Managing Agent State with ACID Principles

This analogy comes from database transaction management. You might feel like this is overcomplicating things, but it actually provides a very practical framework:

  • Atomicity: Each "logical operation" (e.g., "add new endpoint and update tests") gets one git commit. If it fails midway, git stash to roll back. All or nothing — no "half done."
  • Consistency: Define "consistent state" verification predicates — all tests pass, lint reports zero errors. The agent runs verification after each operation; inconsistent intermediate states should not be committed. After an operation, the system should be in a verifiably correct state.
  • Isolation: When multiple agents work concurrently, design state files to avoid race conditions. Simple approach: each agent uses its own progress file, or use git branches for isolation. Concurrent writes to the same file are a common source of trouble.
  • Durability: Critical project knowledge lives in git-tracked files. Temporary state can stay in session memory, but knowledge that must survive across sessions has to be written to files. What's in your head doesn't count — only what's written down counts.

A Real Transformation Story

A team maintained an e-commerce platform with roughly 30 microservices. Architecture decisions — inter-service communication protocols, data consistency strategies, API versioning rules — were scattered across: Confluence (partially outdated), Slack (hard to search), a few senior engineers' heads (not scalable), and sporadic code comments (not systematic).

After introducing AI agents, 70% of tasks required human intervention.

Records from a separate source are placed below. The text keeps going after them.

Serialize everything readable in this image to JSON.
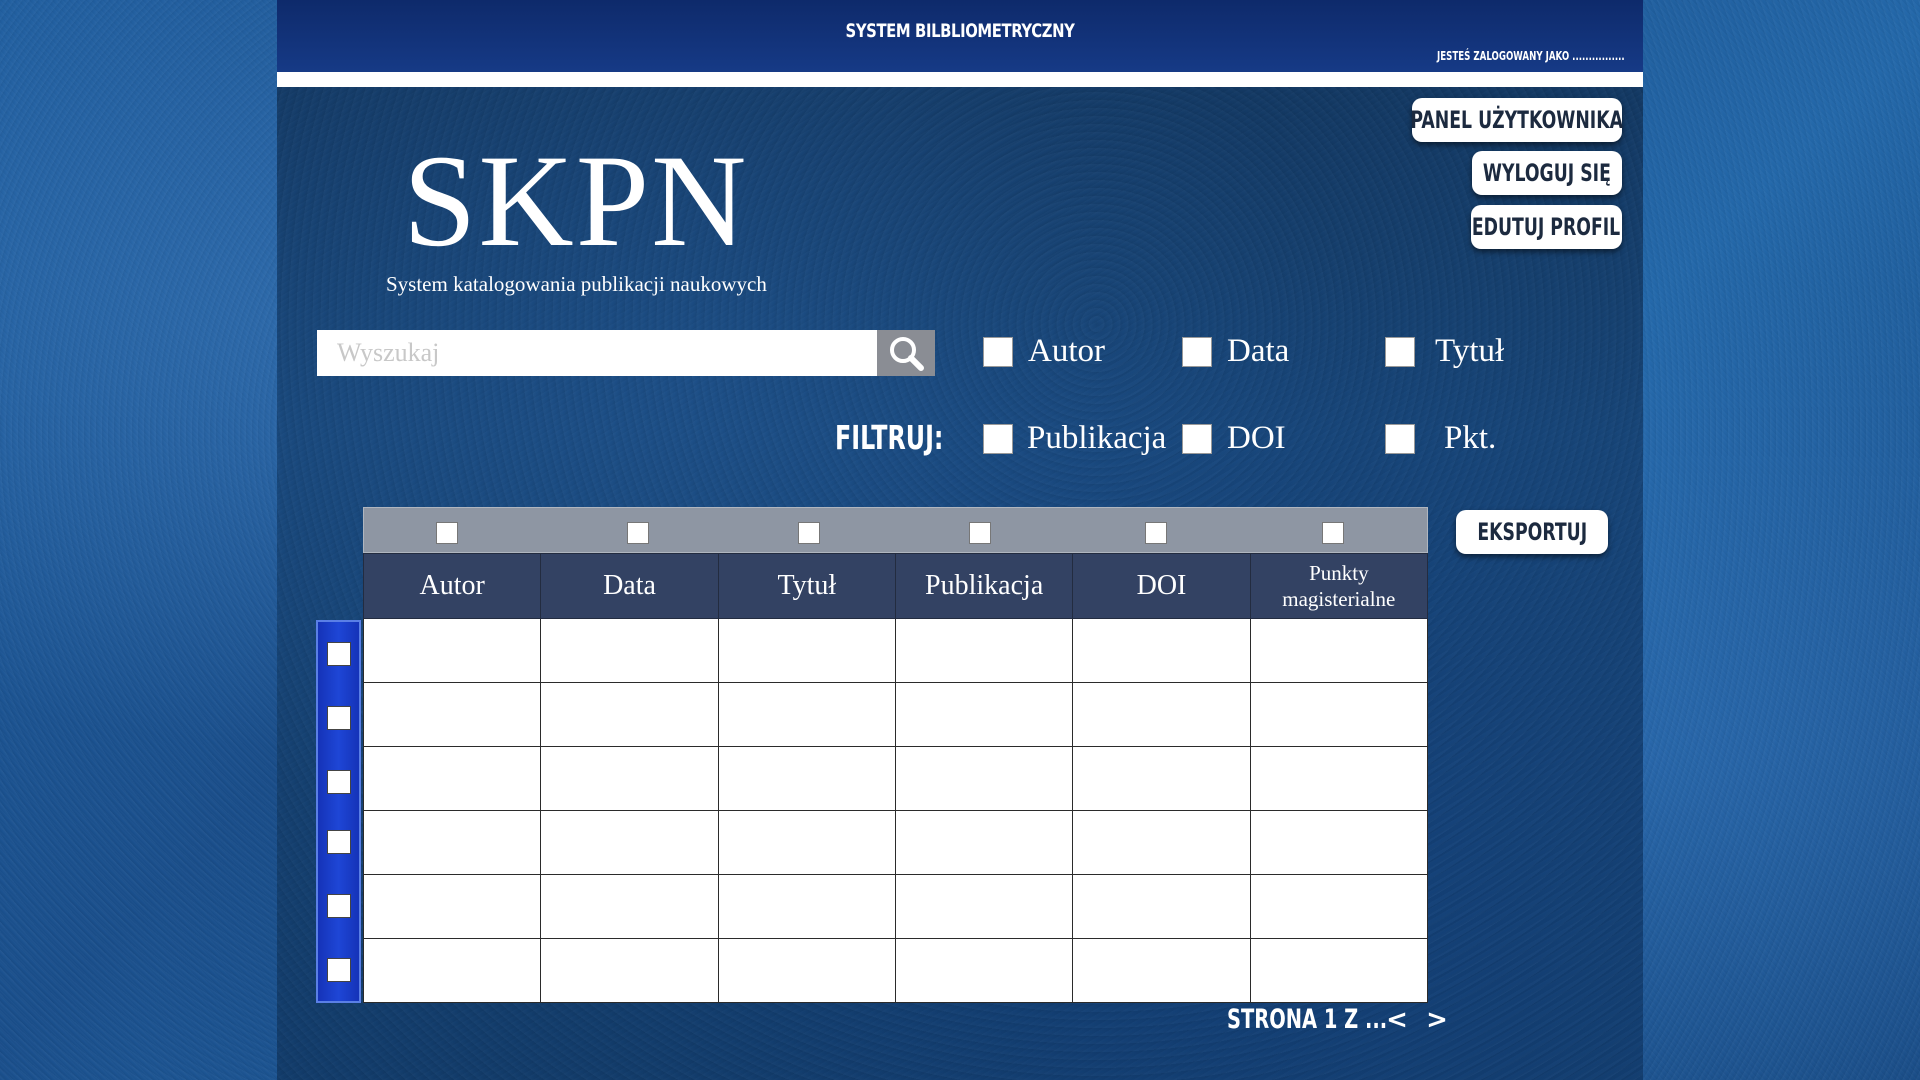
{
  "header": {
    "title": "SYSTEM BILBLIOMETRYCZNY",
    "logged_in": "JESTEŚ ZALOGOWANY JAKO ................"
  },
  "side_buttons": {
    "user_panel": "PANEL UŻYTKOWNIKA",
    "logout": "WYLOGUJ SIĘ",
    "edit_profile": "EDUTUJ PROFIL"
  },
  "branding": {
    "logo": "SKPN",
    "subtitle": "System katalogowania publikacji naukowych"
  },
  "search": {
    "placeholder": "Wyszukaj",
    "icon": "search-icon"
  },
  "filters": {
    "label": "FILTRUJ:",
    "options": [
      "Autor",
      "Data",
      "Tytuł",
      "Publikacja",
      "DOI",
      "Pkt."
    ]
  },
  "table": {
    "columns": [
      "Autor",
      "Data",
      "Tytuł",
      "Publikacja",
      "DOI",
      "Punkty magisterialne"
    ],
    "row_count": 6
  },
  "export": {
    "label": "EKSPORTUJ"
  },
  "pagination": {
    "label": "STRONA 1 Z ...",
    "prev": "<",
    "next": ">"
  },
  "colors": {
    "topbar": "#163a86",
    "table_header": "#334263",
    "row_check_bar": "#1e46d6"
  }
}
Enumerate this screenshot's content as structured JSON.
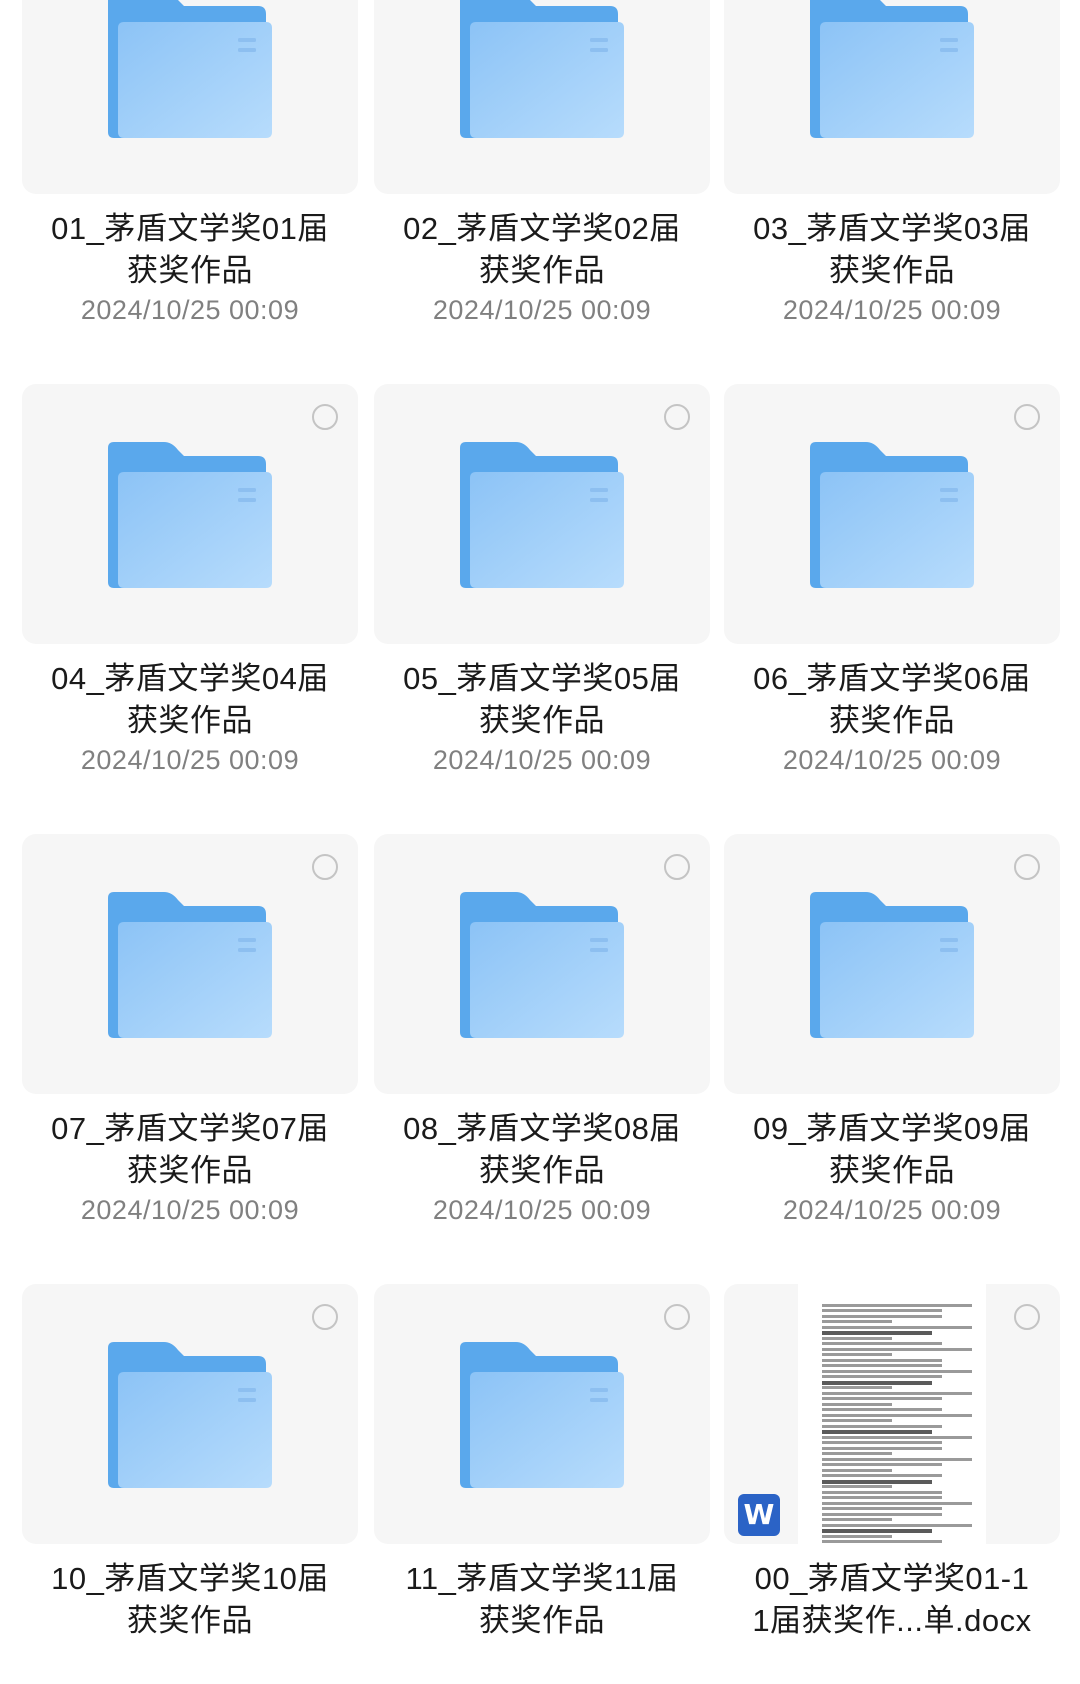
{
  "icons": {
    "folder": "folder-icon",
    "select": "select-circle-icon",
    "word": "word-doc-icon"
  },
  "colors": {
    "folder_back": "#5aa8ec",
    "folder_front": "#a9d4fb",
    "tile_bg": "#f6f6f6",
    "word_badge": "#2b63c6"
  },
  "items": [
    {
      "type": "folder",
      "line1": "01_茅盾文学奖01届",
      "line2": "获奖作品",
      "date": "2024/10/25 00:09"
    },
    {
      "type": "folder",
      "line1": "02_茅盾文学奖02届",
      "line2": "获奖作品",
      "date": "2024/10/25 00:09"
    },
    {
      "type": "folder",
      "line1": "03_茅盾文学奖03届",
      "line2": "获奖作品",
      "date": "2024/10/25 00:09"
    },
    {
      "type": "folder",
      "line1": "04_茅盾文学奖04届",
      "line2": "获奖作品",
      "date": "2024/10/25 00:09"
    },
    {
      "type": "folder",
      "line1": "05_茅盾文学奖05届",
      "line2": "获奖作品",
      "date": "2024/10/25 00:09"
    },
    {
      "type": "folder",
      "line1": "06_茅盾文学奖06届",
      "line2": "获奖作品",
      "date": "2024/10/25 00:09"
    },
    {
      "type": "folder",
      "line1": "07_茅盾文学奖07届",
      "line2": "获奖作品",
      "date": "2024/10/25 00:09"
    },
    {
      "type": "folder",
      "line1": "08_茅盾文学奖08届",
      "line2": "获奖作品",
      "date": "2024/10/25 00:09"
    },
    {
      "type": "folder",
      "line1": "09_茅盾文学奖09届",
      "line2": "获奖作品",
      "date": "2024/10/25 00:09"
    },
    {
      "type": "folder",
      "line1": "10_茅盾文学奖10届",
      "line2": "获奖作品",
      "date": ""
    },
    {
      "type": "folder",
      "line1": "11_茅盾文学奖11届",
      "line2": "获奖作品",
      "date": ""
    },
    {
      "type": "docx",
      "line1": "00_茅盾文学奖01-1",
      "line2": "1届获奖作...单.docx",
      "date": "",
      "badge": "W"
    }
  ]
}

Nearly every failure involved the agent violating some implicit constraint that "everyone knows but nobody ever wrote down." The agent had no way to know what it didn't know — it could only act on its own understanding, and then step right into the trap.

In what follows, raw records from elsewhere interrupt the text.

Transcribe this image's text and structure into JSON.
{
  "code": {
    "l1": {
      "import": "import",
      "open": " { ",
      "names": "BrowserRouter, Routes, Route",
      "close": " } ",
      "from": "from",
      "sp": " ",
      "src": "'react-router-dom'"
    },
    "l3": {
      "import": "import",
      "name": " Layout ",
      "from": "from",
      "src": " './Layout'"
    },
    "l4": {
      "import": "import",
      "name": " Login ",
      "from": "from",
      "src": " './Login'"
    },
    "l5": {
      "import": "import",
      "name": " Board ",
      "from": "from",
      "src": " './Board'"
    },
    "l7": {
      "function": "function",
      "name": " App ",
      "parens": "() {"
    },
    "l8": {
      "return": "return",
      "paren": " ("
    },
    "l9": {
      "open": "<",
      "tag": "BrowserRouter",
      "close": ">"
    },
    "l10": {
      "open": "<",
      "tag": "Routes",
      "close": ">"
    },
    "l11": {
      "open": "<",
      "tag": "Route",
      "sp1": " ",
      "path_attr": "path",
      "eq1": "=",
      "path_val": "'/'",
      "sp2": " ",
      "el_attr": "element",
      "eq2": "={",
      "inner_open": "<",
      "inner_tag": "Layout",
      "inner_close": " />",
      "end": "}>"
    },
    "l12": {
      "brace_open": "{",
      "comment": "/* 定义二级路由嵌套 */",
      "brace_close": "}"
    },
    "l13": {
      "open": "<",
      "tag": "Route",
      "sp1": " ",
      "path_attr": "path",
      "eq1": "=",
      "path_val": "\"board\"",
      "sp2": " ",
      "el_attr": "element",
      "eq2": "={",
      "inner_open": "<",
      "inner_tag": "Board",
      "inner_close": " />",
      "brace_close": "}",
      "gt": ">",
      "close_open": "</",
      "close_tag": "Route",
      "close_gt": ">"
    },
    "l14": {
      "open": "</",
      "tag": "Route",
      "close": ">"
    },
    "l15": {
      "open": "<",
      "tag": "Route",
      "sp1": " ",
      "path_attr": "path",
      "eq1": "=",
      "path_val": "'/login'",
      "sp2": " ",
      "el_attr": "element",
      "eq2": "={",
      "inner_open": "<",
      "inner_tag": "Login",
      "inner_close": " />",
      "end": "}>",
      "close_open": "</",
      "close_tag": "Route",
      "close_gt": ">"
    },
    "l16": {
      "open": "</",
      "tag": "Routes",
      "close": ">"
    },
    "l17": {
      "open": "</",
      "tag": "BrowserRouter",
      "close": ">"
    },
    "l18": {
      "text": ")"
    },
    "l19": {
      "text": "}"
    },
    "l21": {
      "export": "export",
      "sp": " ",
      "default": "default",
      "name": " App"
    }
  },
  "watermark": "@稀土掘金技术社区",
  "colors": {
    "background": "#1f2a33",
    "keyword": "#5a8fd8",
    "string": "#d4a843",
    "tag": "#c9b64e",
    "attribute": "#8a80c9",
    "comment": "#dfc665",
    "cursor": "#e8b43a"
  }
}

The team executed a transformation:

  1. Created AGENTS.md in the repo root with project overview, tech stack versions, and global hard constraints
  2. Added ARCHITECTURE.md in each microservice directory describing that service's responsibilities, interfaces, and dependencies
  3. Created a centralized CONSTRAINTS.md using explicit "MUST / MUST NOT" language for hard constraints
  4. Added PROGRESS.md in each service directory tracking current work status

After transformation: the same agent could answer all key project questions on a fresh session, and task completion quality improved significantly.

Key Takeaways

  • Knowledge not in the repo doesn't exist for the agent. Putting critical decision information into the repository is the most fundamental harness investment — draw a good map so you don't get lost.
  • Use the "fresh session test" to evaluate repo quality: can a brand-new session answer five basic questions using only repo contents?
  • Knowledge should be near code, minimal but complete, and updated together with code. It's not about writing more docs — it's about putting information in the right place.
  • Use ACID principles for agent state: atomic commits, consistency verification, concurrency isolation, and durable critical knowledge.
  • Knowledge decay is the biggest enemy. Out-of-date documentation is more dangerous than no documentation at all — it sends the agent in the wrong direction while the agent thinks it's on the right track.

Further Reading

Exercises

  1. Fresh session test: Open a completely fresh agent session in your project (provide no verbal context whatsoever), let it see only the repository contents, then ask it five questions: What is this system? How is it organized? How do I run it? How do I verify it? What's the current progress? Record which ones it can't answer, then improve the repo until it can answer all of them.

  2. Knowledge externalization quantification: List all decisions and constraints important to development work in your project. Mark each item as inside or outside the repo. Calculate your knowledge visibility gap (the proportion of items outside the repo). Make a plan to bring the gap below 10%.

  3. ACID assessment: Evaluate your project's state management using this lecture's ACID analogy. Atomicity — can agent operations be cleanly rolled back? Consistency — does the repo have "consistent state" verification? Isolation — do multiple concurrent agents step on each other's toes? Durability — is all cross-session knowledge properly persisted?